Young Engineers fit for a Prince
00:00
03:42

Ze świecą szukać osoby, która wyobraża sobie Boże Narodzenie bez choinki, wszak jest to najpopularniejszy symbol świąt. Co rok, w ciągu trzech tygodni grudnia, do polskich domów trafia około 6 mln żywych drzewek iglastych, które tworzą świąteczną atmosferę. Większość z nich pochodzi z plantacji, gdzie właściciele przez 5-8 lat dbają o drzewka, odchwaszczając je, formując i nawożąc, zanim osiągną one najbardziej pożądaną przez klientów wysokość 2 metrów i trafią na sprzedaż. Trzeba więc wykazać się nie lada cierpliwością i sumiennością, zanim przyjdzie radość z zysku.   

Gatunek ma znaczenie

Aby założyć plantację choinek, przyszły właściciel musi dysponować ziemią, i to niemałą. Od wielkości gruntu, zależy oczywiście przyszły zysk. Optymalna liczba sadzonek na jednym hektarze to 6,5 tys. Z tego około 1 tys. drzewek przygotowywane jest co rok do sprzedaży, a reszta podlega dalszej pielęgnacji.
Zakładając dziś biznes, który miałby być rentowny, trzeba liczyć się z pozyskaniem 5-6 ha na start. Jest to duży wydatek, zwłaszcza że wolnej ziemi jest coraz mniej, a musi ona jeszcze spełniać odpowiednie warunki, zależnie od gatunku, który rolnik zdecyduje się uprawiać – mówi Ireneusz Bogusławski, właściciel plantacji świerka pospolitego i świerka srebrnego niedaleko Olsztyna.
 – Kupując grunt pod plantację, przyszły właściciel nie powinien szukać wysokiej jakości ziemi, która jest droższa. Wbrew pozorom gleby klasy V i VI, znajdujące się niżej w kwalifikacji jakości, są w zupełności wystarczające dla uprawy drzewek, a nawet lepsze od IV klasy. Na nich bowiem drzewka wolniej rosną i łatwiej jest o nie dbać. Prawdą jest jednak, że wzrost drzew i tak stopuje się mechanicznie albo chemicznie praktycznie na każdej glebie – twierdzi Daniel Hurec, plantator jodły kaukaskiej z województwa pomorskiego.

Jednym z najpopularniejszych i najtańszych drzewek w Polsce jest świerk pospolity, który często wybierany jest przez Polaków także ze względu na zapach. Jest też najłatwiejszy w uprawie i szybko rośnie, nie wymaga specjalnych warunków. Jego minusem są jednak szybko opadające igły. Z tego też względu wielu odbiorców wybiera jodłę kaukaską, która jest łatwiejsza w utrzymaniu.
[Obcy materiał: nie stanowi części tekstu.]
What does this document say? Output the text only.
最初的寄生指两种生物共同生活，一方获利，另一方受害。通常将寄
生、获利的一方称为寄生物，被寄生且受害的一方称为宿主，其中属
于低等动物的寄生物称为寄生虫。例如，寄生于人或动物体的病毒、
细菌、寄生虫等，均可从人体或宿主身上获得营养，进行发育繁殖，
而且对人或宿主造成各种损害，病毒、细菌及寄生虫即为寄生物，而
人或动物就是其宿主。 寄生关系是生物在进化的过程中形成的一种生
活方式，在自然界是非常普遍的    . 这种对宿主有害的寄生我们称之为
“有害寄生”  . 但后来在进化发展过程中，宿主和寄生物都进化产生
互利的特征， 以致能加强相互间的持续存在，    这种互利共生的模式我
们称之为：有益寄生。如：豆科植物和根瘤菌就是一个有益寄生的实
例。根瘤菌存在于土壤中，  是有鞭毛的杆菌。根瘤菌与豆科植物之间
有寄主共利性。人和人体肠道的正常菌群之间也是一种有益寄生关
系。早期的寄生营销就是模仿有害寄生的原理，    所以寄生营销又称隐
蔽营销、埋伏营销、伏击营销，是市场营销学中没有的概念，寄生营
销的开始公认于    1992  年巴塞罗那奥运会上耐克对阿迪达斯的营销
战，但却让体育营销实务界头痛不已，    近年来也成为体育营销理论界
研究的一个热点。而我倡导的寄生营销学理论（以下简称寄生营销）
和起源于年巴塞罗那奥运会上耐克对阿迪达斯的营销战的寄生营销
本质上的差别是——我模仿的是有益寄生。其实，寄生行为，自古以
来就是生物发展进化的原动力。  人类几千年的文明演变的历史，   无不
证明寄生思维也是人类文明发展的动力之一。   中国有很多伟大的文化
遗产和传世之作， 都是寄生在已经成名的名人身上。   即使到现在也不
Niestety, ze względu na trudniejsze warunki uprawy (jodła nie znosi mrozów) jest droższa i może być sadzona tylko w wybranych obszarach, gdzie zimy są łagodniejsze, a opady wynoszą ponad 1000 mm rocznie. Dłużej też trzeba czekać na osiągnięcie przez nią odpowiedniej wysokości, a tym samym na dopuszczenie jej do sprzedaży.

Duńskie korzenie

Kupując jodłę w Polsce, można mieć pewność, że ma ona jakiś związek z Danią – albo pochodzi bezpośrednio z tego kraju, albo dorastała na plantacji z duńskim kapitałem lub została wyhodowana na polskiej plantacji, która know- how zaczerpnęła z tego skandynawskiego kraju.
Ogromna podaż jodły spędza sen z powiek plantatorów innych iglaków.  
 – Jest to najpoważniejsza konkurencja dla naszego świerka pospolitego i świerka srebrnego – mówi Ireneusz Bogusławski, właściciel plantacji z okolic Olsztyna.
Poważnym zagrożeniem dla rentowności biznesu jest także nadprodukcja drzewek, prowadząca do wahań cen. Plantatorzy wspominają lata, gdy na rynek trafiało tak dużo towaru, że ceny w hurcie drastycznie spadały. Był to w dużej mierze wynik masowego zakładania plantacji przez osoby szukające szybkiego zysku. Niestety, uprawa choinek to biznes dla cierpliwych, gdyż jak oceniają hodowcy, pierwszych zysków można spodziewać się dopiero 5-6 lat od rozpoczęciu działalności.
 – Z racji tego, że choinki nie można wyhodować w ciągu jednego sezonu, plantatorzy mogą oszacować, ile drzewek w danym roku trafi na sprzedaż. Zależnie od liczby nasadzeń, konkurencja jest zmienna. W okresie niskiej podaży każdą choinkę jest łatwo sprzedać bez względu na konkurencję i jej zabiegi marketingowe. Niestety, są także okresy, gdy liczba nasadzeń nowych drzewek prowadzi do nadprodukcji za kilka lat. W okresie wzrostu podaży konieczna jest walka o klienta i borykanie się ze spadkiem cen. Wiele plantacji wówczas bankrutuje, jednak wychodzę z założenia, że dobrej jakości drzewa sprzedadzą się w każdym okresie za satysfakcjonującą cenę – mówi Daniel Hurec.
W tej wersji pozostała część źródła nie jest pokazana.